Monitoring 24-hour blood pressure in a drug trial. Evaluation of a noninvasive device.
Author(s) -
G Berglund,
Ulf dé Fairé,
Jan Castenfors,
G Andersson,
Marianne Hartford,
Hans Liedholm,
Susanne Ljungman,
Thomas Thulin,
John Wikstrand
Publication year - 1985
Publication title -
hypertension
Language(s) - English
Resource type - Journals
SCImago Journal Rank - 2.986
H-Index - 265
eISSN - 1524-4563
pISSN - 0194-911X
DOI - 10.1161/01.hyp.7.5.688
Subject(s) - medicine , blood pressure , heart rate , placebo , ambulatory blood pressure , anesthesia , ambulatory , cardiology , surgery , pathology , alternative medicine
To test the usefulness of noninvasive ambulatory 24-hour blood pressure recording, the Del Mar Avionics system was used in a double-blind clinical trial in which 31 hypertensive patients were randomly allocated to receive placebo or pafenolol (25 mg or 50 mg), a novel, long-acting, highly selective beta-blocker, once daily.

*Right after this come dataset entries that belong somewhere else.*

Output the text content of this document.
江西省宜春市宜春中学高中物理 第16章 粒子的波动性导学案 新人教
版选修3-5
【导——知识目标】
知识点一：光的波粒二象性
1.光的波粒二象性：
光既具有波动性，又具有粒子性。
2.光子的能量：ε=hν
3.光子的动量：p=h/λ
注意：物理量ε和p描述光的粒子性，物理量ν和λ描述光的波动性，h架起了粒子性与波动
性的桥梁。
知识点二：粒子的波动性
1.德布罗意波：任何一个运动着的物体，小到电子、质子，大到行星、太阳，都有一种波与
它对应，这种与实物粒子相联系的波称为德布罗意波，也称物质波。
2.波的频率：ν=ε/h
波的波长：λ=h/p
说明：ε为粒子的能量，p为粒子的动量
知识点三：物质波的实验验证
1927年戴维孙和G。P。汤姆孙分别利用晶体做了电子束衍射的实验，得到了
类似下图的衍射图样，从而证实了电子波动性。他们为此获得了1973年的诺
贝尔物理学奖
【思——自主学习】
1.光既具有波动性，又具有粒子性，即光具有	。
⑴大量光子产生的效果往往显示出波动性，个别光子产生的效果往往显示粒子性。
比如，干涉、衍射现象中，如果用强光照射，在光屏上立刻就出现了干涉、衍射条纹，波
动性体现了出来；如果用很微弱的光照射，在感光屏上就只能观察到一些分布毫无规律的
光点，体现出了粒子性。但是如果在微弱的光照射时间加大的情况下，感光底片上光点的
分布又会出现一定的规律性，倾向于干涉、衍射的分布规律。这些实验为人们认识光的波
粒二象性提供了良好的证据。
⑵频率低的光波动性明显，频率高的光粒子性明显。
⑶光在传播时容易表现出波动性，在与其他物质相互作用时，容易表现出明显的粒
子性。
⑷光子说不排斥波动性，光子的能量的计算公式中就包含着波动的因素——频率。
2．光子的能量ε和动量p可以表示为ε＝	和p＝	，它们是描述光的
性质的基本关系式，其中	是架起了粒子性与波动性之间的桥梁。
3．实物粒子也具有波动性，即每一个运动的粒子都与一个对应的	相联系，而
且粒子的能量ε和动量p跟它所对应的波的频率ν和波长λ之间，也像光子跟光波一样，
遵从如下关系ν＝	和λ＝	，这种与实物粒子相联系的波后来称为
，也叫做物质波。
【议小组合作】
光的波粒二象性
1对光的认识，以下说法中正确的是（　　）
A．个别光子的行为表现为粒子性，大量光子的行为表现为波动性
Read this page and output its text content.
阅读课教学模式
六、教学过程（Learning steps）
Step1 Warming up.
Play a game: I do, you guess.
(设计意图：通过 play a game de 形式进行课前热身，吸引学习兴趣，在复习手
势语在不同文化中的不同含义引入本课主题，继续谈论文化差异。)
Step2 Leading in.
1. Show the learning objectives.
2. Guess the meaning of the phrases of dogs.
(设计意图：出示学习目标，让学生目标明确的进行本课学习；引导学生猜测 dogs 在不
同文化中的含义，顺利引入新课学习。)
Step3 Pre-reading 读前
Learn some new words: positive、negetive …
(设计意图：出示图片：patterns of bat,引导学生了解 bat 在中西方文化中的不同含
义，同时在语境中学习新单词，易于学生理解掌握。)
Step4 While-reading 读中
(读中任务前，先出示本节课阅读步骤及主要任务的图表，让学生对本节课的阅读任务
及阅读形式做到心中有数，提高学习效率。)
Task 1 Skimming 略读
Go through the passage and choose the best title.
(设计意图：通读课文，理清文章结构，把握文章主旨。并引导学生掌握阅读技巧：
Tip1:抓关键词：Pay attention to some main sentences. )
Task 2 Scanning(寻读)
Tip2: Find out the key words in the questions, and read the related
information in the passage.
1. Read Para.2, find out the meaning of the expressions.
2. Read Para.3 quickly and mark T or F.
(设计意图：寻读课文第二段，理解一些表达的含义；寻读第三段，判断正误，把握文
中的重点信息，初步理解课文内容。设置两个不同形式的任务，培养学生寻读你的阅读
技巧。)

The results of 24-hour blood pressure and heart rate recording after 4 weeks of treatment were compared with a previous 24-hour recording performed after a 4-week placebo run-in period using the 3-hour mean of recordings performed every 7.5 minutes both day and night. Furthermore, 24-hour means were analyzed in each patient before and after 4 weeks. The system was easy to use and, judging from two placebo periods in the same patients, the reproducibility was good. The 24-hour blood pressure and heart rate recordings showed a clear dose-response relationship for pafenolol that could not be detected by ordinary casual readings. A daily dose of 25 mg of pafenolol significantly reduced blood pressure during the 9 hours after tablet intake (p less than 0.01), while 50 mg per day of pafenolol resulted in a significant reduction throughout the 24-hour period (p less than 0.01). The same pattern was seen for heart rate, which indicates a greater degree of beta-blockade during treatment with the higher dose. These results indicate that the tested noninvasive equipment is a useful tool for monitoring ambulatory 24-hour blood pressure. It gives important information impossible to obtain from single casual readings. This noninvasive method should be further evaluated to define its place in clinical work and as a research tool.